In the moment, while we can’t see the bigger picture, while we’re just on the ground, head down, doing what we’re supposed to do on the faith that we’re “pretty sure we heard from God,” God’s big plan can seem like a big letdown. Nothing exciting is happening. Nothing except a lot of hard work. A lot of soul stretching. A lot of questions. But on the third day, God had something pretty amazing up His sleeve, and His Son GOT UP FROM THE DEAD, victorious. Having defeated death, once and for all. Having paid the highest price to win us all back. Having literally saved the world. While the disciples were at home contemplating where they went wrong, their hero was accomplishing something bigger than they could have possibly imagined.

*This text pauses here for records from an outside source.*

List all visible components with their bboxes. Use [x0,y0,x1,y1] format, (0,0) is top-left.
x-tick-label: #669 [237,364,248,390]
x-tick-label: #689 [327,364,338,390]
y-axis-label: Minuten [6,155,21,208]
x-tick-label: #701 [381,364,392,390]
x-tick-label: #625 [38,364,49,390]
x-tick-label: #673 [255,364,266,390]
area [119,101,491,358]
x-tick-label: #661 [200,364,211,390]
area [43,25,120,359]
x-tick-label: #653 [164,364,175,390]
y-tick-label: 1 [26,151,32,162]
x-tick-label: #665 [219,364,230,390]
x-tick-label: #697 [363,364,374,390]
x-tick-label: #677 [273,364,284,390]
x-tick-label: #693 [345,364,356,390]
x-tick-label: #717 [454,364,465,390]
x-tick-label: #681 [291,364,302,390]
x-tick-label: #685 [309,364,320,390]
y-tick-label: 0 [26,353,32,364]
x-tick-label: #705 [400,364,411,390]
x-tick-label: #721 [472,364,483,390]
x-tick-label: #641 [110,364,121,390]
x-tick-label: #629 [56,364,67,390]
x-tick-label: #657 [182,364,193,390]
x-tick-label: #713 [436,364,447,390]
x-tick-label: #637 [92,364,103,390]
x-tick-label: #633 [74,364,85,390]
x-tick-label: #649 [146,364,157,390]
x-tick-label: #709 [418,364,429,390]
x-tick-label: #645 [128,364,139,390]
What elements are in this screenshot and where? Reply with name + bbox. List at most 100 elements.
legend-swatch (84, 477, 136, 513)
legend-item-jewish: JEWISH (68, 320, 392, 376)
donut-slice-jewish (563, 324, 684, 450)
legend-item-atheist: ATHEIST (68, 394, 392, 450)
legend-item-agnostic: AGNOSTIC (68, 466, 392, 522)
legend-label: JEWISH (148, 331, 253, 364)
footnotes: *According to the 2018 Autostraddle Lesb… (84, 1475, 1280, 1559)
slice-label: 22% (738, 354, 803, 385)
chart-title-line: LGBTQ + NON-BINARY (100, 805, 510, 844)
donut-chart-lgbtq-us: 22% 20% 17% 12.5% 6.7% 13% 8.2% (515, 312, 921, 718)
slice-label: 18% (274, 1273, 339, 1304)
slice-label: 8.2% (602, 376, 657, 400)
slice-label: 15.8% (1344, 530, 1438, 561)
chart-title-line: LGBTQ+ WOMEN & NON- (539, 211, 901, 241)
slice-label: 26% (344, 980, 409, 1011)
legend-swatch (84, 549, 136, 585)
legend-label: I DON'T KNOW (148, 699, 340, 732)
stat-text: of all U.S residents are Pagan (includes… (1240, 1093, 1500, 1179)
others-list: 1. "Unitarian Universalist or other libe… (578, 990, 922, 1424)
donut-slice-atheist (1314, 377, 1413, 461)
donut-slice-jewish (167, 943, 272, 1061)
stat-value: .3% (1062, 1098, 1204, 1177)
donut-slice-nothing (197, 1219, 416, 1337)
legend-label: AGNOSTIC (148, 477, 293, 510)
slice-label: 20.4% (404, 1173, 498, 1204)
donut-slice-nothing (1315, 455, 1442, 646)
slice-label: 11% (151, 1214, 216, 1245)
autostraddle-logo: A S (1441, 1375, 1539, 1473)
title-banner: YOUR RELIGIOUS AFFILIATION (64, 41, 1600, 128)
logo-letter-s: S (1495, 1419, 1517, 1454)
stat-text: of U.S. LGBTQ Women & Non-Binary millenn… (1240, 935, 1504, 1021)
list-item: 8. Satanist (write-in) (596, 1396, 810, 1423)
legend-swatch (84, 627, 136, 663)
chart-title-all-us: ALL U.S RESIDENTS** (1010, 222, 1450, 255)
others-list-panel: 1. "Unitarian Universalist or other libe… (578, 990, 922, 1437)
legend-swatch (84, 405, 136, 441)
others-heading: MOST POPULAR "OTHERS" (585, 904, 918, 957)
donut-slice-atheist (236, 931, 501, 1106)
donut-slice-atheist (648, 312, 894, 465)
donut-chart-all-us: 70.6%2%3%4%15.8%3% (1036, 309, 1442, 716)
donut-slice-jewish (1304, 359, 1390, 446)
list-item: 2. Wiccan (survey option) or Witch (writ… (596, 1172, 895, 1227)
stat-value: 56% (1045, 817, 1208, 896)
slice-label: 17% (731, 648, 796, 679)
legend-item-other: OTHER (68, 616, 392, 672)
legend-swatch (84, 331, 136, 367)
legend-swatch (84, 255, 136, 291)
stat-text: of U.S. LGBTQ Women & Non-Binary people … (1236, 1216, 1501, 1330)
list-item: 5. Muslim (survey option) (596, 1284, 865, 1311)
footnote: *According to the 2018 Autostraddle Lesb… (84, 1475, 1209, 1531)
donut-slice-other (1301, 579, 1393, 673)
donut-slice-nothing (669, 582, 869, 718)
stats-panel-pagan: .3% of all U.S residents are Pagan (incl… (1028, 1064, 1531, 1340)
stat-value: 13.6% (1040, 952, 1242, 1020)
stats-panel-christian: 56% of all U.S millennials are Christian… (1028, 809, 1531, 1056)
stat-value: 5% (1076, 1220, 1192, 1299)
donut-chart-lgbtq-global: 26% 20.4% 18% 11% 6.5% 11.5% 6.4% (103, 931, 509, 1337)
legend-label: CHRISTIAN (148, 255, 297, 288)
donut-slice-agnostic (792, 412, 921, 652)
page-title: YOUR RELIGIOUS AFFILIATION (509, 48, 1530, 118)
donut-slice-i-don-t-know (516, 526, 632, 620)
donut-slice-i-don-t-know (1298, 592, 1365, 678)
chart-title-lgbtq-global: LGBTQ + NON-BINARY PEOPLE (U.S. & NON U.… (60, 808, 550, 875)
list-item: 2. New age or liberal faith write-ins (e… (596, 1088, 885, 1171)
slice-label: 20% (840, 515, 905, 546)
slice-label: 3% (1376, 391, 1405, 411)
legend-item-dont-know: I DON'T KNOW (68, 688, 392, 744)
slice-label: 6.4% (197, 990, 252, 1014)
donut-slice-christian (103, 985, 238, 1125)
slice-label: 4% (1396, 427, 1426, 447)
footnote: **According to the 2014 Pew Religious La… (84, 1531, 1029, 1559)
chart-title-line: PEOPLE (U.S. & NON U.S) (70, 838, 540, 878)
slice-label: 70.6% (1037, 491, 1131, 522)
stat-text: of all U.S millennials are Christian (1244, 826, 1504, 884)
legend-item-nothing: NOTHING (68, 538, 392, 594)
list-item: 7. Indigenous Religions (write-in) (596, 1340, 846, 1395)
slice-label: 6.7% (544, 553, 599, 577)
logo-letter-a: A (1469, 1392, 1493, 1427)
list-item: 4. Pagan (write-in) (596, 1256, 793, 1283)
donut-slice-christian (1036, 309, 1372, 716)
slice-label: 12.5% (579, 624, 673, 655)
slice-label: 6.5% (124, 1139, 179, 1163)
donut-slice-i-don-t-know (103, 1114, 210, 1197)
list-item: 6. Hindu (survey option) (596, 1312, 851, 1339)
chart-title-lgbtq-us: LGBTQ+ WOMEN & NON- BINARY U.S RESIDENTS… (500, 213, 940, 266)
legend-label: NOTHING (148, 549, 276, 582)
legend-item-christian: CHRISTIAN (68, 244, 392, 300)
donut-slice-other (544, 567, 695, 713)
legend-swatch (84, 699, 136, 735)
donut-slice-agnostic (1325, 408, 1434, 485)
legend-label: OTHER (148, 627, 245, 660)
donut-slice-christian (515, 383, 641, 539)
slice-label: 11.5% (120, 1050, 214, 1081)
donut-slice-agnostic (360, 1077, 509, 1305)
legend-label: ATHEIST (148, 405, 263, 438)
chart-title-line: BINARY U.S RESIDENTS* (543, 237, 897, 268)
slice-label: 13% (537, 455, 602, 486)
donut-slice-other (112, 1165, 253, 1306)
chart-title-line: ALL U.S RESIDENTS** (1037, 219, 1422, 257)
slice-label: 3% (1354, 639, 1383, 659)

So let this be an encouragement for all of us. I know it’s encouraging me. There’s more going on than I could know. I just have to trust that the plan is bigger than I can see, that somewhere, somehow, something is shifting. That at the right time, the victory will emerge and suddenly, everything will fall into place and make sense and we’ll be so thankful that we didn’t lose heart and miss the grand finale. Remember, when it’s tempting to be disappointed, to lose heart, to give up, that the disciples were probably pretty disappointed and disheartened the day before Jesus rose from the grave. They had no idea that the next day, EVERYTHING would change. So take heart. Who knows what tomorrow holds?

 

One thought on “What Tomorrow Holds

  1. Amen! Faithfully loving God and doing what you know to do with love energized believing yields godly fruit now and eternal rewards later! 1 Corinthians 15:58 is what you reminded me of.